Possible Suggestion/Solution #4

Most screen scrapers do not support javascript, so having the page load content via javascript may be an option. However if you go this route I'd avoid the rerender ing built into visualforce as it counts as an additional page view against your quota as far as sites is concerned.

You could also potentially use this by setting a cookie saying "this client is a bot" on every request from a client that does not have a cookie and then on all "this client is a bot" or uncookied requests load an intermediate page where javascript on the page changes this to a "this client is not a bot" cookie and then redirects them to your data.

All but the most persistent and well-coded bots should be put off by this approach.


Attribution to: ca_peterson

Possible Suggestion/Solution #5

If these users are authenticated like you say (customer portal users) then most of those limits shouldn't apply.
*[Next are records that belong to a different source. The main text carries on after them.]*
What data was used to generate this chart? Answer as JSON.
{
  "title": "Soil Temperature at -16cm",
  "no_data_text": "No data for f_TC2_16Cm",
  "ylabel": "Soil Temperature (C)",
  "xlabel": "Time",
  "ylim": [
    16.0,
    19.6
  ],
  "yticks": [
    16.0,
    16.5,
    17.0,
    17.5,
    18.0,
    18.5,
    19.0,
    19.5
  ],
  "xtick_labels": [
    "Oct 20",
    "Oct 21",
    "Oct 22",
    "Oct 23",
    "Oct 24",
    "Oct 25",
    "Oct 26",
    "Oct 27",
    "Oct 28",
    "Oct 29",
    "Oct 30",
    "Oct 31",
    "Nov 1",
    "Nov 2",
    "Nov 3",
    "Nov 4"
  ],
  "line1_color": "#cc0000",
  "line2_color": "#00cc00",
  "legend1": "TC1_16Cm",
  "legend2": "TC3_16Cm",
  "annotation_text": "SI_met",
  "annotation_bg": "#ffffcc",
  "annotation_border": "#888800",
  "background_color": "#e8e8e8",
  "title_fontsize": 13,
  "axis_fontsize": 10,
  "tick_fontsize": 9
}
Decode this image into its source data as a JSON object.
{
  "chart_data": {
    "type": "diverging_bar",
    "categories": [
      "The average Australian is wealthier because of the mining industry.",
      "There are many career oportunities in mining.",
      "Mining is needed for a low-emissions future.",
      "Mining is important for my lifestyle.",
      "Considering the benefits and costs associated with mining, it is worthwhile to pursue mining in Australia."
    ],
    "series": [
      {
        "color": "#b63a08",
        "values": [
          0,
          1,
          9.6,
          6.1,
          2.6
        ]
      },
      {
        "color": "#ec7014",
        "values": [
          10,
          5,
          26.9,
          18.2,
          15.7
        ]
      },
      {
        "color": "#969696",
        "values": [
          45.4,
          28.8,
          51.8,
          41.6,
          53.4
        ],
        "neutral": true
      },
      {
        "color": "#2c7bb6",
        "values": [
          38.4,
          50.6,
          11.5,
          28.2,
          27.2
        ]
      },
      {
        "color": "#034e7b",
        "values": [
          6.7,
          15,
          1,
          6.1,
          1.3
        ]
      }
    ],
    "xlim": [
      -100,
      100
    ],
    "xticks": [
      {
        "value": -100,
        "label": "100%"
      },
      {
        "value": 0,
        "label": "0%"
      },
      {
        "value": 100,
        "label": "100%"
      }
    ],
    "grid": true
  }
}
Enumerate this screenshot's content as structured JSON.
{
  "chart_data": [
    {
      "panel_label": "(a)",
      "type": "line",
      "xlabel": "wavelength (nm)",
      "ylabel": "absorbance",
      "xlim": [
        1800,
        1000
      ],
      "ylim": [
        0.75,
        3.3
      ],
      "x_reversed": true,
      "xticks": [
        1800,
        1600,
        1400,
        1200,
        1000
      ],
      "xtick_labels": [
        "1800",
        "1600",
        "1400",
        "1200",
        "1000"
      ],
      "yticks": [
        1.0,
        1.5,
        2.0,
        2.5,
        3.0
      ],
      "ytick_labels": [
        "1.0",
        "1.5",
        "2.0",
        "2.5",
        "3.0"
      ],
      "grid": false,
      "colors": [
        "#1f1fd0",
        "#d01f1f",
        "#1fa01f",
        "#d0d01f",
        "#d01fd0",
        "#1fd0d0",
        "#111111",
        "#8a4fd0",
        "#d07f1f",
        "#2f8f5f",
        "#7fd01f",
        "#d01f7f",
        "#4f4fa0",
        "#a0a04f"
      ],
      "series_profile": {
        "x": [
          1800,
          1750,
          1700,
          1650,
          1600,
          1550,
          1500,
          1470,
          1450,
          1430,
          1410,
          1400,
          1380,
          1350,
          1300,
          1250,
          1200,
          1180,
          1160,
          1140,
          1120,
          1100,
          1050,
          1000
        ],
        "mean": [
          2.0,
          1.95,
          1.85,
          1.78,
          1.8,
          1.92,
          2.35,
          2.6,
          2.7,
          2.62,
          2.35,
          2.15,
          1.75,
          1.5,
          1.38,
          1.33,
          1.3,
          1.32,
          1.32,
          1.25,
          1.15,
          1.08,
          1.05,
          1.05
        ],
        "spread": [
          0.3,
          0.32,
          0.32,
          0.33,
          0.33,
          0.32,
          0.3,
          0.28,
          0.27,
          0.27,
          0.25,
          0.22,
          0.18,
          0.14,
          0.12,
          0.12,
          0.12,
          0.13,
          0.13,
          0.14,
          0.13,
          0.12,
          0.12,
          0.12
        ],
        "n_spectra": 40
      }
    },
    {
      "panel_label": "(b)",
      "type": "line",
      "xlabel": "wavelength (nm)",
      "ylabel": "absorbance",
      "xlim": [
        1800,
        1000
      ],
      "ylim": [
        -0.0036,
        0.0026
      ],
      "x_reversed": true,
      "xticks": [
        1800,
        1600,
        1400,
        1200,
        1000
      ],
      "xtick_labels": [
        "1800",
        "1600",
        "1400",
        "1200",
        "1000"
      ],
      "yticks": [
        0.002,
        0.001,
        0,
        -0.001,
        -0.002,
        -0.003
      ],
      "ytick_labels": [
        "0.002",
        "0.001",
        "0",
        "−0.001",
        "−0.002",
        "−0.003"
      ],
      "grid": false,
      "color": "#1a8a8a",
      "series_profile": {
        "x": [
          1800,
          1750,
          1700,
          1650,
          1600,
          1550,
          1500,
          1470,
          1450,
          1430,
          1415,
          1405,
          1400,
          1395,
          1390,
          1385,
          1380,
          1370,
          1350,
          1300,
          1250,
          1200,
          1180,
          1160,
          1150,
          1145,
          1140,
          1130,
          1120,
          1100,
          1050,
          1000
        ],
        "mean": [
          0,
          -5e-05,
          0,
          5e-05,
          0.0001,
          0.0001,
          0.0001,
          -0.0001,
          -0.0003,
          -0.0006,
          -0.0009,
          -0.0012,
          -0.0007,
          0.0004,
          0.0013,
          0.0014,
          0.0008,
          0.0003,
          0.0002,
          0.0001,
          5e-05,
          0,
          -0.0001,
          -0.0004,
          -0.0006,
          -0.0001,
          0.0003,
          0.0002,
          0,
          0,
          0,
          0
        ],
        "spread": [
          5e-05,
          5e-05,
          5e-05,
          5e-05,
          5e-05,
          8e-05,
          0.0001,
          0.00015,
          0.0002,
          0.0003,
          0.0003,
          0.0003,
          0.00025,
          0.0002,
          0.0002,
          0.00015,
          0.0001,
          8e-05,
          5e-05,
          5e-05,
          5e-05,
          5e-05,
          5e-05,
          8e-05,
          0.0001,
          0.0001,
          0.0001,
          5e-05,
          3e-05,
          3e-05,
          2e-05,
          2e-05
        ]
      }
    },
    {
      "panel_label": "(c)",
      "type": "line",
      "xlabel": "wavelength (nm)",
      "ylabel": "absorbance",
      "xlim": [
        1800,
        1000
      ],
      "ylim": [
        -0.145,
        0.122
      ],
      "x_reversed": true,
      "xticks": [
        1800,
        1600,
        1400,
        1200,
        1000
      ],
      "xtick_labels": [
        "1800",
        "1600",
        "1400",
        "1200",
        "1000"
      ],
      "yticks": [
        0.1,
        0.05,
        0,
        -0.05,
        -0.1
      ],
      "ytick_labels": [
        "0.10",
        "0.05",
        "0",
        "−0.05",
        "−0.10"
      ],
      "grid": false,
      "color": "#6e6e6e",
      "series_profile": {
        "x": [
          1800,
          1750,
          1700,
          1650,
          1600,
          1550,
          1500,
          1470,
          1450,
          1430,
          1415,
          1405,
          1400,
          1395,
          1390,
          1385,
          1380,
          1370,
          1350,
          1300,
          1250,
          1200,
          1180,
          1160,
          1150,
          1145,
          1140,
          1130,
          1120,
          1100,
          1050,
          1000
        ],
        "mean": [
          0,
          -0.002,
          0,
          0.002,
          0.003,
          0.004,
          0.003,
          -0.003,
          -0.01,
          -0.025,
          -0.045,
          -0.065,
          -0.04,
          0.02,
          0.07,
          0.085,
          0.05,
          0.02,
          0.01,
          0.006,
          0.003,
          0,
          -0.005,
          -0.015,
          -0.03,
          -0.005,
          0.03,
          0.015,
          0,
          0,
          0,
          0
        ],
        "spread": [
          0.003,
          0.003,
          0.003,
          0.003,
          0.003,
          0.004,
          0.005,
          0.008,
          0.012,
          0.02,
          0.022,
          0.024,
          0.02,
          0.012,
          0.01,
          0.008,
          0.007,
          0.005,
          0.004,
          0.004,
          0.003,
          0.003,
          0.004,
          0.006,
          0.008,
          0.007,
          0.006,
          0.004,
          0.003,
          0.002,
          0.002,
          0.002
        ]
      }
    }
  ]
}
Attribution to: Ryan Guest

Possible Suggestion/Solution #6

determination

  • scrapers tend to only follow links, create an image take that points to a visualforce page with an ID in the parameter. track hits to your visualforce page (custom object), if the corresponding image tag is not found repeatedly you've either got a person using lynx or a scraper.(this doubles your bandwidth)
  • rate checking, scrapers can be built to act like browsers but tend to follow standard execution patterns, ie: polling at standard intervals. by tracking every time your visualforce page is read you can determine patters and associate probable scraping to an IP.

    String ip = ApexPages.currentPage().getHeaders().get('X-Salesforce-SIP');
    

action

  • Rotate your output template. Scrapes tend to be setup using anchor points and xpaths to find the data. By restructuring your data every now and again you break their scripts. This could be done automatically by generating html in Apex and using .
  • Another method is to render content as images
  • rate limit per ip

Attribution to: ebt

Possible Suggestion/Solution #7

Doing this in Apex isn't going to address the unauthorized request / month limit. It also will incur processing costs, although if you do it right they could be minimal.

If your robot traffic is so high that you're in danger of crossing 1m hits/month, you should look at commercial CDN's (unless your app absolutely must be dynamic, but presumably not if you're getting routinely scraped). They reduce the load on your site, and they also offer services that could explicitly block your scrapers.